I believe there is some semi-official ftp server that store all
newgroup control messages.
> I saw a PGP signed message in dk.admin that says the name is
> dk.test.utf8-æøå.
> This message is encoded in ISO-8859-1.
That was either the approval message from the steering committee, or
the from the newsbastard with the authority to send out the newgroup
message.
> But it doesn't say that in order to create this group you must create it
> with the UTF-8 encoding of dk.test.utf8-æøå, ie if you use a tool to
> create that group that assumes the character set is ISO-8859-1, you would
> need to trick it by creating the group dk.test.utf8-æøå in order
> to create dk.test.utf8-æøå, or else you will in fact create a group
> dk.test.utf8-渥, instead of dk.test.utf8-æøå.

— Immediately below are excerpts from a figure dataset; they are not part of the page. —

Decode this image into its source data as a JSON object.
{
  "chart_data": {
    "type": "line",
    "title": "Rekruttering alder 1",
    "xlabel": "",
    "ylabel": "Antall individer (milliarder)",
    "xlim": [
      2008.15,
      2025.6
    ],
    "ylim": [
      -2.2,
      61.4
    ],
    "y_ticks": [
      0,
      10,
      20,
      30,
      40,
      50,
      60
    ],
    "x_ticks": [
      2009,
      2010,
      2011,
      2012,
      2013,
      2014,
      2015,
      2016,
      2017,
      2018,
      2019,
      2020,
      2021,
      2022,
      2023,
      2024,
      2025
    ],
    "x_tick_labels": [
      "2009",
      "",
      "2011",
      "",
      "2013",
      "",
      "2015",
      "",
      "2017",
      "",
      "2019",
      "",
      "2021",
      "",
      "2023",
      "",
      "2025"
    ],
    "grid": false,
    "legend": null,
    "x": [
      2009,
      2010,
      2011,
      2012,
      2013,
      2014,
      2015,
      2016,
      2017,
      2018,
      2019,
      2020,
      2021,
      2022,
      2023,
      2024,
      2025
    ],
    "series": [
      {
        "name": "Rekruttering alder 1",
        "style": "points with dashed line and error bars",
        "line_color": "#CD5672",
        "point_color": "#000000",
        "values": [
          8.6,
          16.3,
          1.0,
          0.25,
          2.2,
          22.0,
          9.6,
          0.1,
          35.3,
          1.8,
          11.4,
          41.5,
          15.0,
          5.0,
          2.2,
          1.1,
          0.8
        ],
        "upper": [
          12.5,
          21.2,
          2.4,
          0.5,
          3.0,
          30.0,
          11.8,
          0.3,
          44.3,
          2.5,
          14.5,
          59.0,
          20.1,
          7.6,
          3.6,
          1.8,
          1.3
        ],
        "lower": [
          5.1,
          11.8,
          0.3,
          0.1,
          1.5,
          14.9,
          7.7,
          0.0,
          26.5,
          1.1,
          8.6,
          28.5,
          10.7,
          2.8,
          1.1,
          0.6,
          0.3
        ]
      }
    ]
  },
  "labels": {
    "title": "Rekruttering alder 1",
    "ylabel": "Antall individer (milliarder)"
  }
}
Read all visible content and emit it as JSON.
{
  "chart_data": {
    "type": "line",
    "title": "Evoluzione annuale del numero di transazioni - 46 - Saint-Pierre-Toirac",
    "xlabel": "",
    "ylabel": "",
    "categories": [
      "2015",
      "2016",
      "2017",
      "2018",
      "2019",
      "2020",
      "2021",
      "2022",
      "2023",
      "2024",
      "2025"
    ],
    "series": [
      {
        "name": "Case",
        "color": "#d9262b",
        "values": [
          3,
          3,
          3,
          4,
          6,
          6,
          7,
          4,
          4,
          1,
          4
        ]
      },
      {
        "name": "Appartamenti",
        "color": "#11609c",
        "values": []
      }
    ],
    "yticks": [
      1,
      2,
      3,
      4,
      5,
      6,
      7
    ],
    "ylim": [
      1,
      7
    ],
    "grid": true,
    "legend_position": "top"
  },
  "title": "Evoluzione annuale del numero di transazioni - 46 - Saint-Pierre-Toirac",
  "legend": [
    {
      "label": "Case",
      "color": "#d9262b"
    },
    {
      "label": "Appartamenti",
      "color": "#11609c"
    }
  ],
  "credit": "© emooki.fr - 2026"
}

The SC messsage mentioned the byte sequence. The message from the
newsbastard did not, and didn't even mention its own character set.
It was generated by a script that also generated the control message.
> I'm afraid most newsadmin will create dk.test.utf8-渥 instead of
> dk.test.utf8-æøå if they just cut/paste the content of this creation
> message.
Those who read dk.admin will probably have seen the SC message.
> I don't know what will happen with automatic creation, but if the control
> message is in ISO-8859-1, I expect the servers which will not reject it
> for invalid character to create dk.test.utf8-渥 instead of
> dk.test.utf8-æøå.
I doubt the control message specified any character set. It just used
the utf-8 byte sequence.
At www.supernews.com you can see what groups it carries, and when
searching for groups containg the string dk.test.* it come out with
the expected 6 bytes (the UTF-8 encoding displayed as Latin-1).
> Why did you choose a group name which representation in ISO-8859-1 is also
> a valid utf-8 string ?
I did not know 渥 was a valid utf-8 string. In this client,
they are displayed as "unknown byte codes", but that means little.